The polio partners applaud the political engagement of G8 leaders and officials to keep up momentum on all actions needed to achieve a polio-free world. In particular, the Polio Eradication Initiative looks forward to continuing to work closely with the G8 and other donors to urgently identify additional sources of funding to scale up immunization activities in west and central Africa in mid-late 2004, which are urgently needed to stop the alarming spread of poliovirus to polio-free countries in the region.

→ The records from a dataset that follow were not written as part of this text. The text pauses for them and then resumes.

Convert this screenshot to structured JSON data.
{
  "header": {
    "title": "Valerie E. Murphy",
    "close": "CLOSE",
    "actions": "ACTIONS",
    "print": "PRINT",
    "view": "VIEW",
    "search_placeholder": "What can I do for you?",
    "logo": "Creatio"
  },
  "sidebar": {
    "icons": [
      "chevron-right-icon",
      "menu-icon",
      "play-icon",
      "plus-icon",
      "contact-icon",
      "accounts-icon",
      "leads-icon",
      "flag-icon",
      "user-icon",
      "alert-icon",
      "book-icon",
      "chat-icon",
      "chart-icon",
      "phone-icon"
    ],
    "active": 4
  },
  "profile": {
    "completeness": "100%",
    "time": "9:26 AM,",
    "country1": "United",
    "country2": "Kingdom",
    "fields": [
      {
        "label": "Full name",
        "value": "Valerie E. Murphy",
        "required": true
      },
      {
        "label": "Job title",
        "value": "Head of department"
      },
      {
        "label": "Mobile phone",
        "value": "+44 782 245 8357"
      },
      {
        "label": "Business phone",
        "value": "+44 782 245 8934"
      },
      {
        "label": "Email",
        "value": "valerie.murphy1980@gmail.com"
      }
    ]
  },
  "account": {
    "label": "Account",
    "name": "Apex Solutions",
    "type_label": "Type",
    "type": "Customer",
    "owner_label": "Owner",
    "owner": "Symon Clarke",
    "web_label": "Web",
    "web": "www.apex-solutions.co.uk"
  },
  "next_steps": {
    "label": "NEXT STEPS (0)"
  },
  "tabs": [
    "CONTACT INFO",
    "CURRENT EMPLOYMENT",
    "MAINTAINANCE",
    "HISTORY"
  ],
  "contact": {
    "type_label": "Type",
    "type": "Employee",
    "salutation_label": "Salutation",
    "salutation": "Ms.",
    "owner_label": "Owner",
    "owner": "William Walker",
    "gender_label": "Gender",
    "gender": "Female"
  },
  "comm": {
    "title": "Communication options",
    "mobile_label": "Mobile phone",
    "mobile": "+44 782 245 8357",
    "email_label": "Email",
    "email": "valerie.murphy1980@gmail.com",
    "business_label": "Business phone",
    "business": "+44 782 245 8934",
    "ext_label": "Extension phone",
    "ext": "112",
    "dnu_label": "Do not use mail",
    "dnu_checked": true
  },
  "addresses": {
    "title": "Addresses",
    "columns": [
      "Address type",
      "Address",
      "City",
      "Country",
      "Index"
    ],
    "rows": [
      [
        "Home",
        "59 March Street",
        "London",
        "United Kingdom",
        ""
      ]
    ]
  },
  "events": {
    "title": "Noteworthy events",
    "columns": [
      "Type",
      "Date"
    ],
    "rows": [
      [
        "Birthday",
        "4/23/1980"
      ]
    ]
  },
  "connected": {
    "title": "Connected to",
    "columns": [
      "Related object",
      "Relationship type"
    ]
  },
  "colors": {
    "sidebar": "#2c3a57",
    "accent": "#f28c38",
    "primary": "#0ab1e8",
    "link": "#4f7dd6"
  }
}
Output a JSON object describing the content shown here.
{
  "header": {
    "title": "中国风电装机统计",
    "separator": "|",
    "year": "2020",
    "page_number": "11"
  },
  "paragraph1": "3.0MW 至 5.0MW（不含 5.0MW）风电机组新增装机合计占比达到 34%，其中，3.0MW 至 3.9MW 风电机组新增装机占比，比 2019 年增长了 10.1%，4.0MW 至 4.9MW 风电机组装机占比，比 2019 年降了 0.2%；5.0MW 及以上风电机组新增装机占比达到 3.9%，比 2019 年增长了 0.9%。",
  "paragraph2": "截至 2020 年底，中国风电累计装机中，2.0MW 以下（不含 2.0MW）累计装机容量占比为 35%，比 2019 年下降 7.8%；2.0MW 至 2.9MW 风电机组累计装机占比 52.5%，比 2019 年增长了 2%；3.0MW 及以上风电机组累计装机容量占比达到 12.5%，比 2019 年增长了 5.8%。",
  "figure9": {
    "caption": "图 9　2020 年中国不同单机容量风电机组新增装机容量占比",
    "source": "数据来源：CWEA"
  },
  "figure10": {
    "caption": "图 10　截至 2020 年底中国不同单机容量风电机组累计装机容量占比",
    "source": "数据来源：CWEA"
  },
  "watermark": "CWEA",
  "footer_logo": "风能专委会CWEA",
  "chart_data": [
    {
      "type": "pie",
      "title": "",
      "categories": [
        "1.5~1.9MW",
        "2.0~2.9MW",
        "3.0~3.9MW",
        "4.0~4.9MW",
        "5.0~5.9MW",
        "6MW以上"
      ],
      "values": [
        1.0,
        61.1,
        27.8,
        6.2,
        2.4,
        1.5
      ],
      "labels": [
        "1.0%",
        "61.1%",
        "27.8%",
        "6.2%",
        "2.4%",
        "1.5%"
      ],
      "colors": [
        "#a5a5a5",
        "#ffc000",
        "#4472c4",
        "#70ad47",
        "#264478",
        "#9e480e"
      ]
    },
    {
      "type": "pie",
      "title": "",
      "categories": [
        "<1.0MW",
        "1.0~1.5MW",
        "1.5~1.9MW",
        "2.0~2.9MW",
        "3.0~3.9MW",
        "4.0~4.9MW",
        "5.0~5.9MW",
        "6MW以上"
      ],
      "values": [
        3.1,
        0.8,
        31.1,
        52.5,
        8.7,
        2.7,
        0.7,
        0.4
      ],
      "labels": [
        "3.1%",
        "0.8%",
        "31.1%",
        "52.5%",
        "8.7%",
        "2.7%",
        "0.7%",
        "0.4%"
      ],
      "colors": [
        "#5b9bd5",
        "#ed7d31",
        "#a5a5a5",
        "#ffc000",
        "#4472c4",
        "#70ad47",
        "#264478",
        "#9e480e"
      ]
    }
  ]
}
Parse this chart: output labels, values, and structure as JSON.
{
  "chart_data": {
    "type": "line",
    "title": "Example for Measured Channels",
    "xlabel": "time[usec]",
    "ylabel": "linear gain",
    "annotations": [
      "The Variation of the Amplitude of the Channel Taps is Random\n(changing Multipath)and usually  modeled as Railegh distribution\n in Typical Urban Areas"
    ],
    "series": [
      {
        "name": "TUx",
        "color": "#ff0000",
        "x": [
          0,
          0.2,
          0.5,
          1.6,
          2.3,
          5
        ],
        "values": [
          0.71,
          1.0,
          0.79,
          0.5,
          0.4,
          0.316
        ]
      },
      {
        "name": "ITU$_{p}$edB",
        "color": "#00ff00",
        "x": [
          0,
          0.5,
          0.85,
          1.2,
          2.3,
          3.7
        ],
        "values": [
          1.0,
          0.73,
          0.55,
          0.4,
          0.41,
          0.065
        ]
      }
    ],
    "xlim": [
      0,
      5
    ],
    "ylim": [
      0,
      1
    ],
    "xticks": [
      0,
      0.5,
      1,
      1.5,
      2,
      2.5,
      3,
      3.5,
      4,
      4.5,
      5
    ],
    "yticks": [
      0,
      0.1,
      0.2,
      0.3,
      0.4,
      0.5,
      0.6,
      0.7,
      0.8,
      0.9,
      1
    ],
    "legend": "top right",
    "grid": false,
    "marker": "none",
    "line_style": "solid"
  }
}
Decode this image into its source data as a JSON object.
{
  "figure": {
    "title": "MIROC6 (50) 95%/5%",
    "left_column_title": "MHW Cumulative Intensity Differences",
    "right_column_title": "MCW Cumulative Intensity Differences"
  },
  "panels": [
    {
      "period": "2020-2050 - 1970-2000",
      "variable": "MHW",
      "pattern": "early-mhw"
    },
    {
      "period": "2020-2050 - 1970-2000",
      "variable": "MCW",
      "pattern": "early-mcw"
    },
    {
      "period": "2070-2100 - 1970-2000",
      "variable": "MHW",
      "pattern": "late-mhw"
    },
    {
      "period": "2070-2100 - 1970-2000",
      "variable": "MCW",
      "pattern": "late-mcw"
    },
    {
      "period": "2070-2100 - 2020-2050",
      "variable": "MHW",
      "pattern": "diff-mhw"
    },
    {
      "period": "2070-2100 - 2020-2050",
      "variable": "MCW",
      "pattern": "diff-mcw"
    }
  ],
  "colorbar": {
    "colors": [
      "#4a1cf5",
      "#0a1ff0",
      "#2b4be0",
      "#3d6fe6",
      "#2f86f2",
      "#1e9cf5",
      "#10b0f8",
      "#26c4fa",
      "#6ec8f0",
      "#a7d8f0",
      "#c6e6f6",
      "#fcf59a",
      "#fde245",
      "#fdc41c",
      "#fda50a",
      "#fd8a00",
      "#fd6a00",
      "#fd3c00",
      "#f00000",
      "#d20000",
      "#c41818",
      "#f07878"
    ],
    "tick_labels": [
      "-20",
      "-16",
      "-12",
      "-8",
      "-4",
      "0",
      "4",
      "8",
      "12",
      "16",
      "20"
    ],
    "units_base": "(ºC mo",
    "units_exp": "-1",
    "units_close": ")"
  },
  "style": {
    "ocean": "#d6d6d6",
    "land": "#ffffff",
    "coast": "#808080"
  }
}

The goal of the Polio Eradication Initiative, the world's largest public-private sector partnership, is to interrupt wild poliovirus transmission globally by end-2004. The number of polio-endemic countries has been reduced from 125 when the Initiative was launched in 1988, to six, and the annual number of cases of polio has dropped from 350 000 in 1988 to 784 last year.
The G8's increased support for polio eradication, reaffirmed this week at Sea Island, builds on G8 polio pledges made at the G8 Summits in Kananaskis, Canada, in 2002 and in Evian, France last year.
The polio eradication coalition includes governments of countries affected by polio; private sector foundations (e.g. United Nations Foundation, Bill & Melinda Gates Foundation); development banks; donor governments; the European Commission; humanitarian and nongovernmental organizations and corporate partners.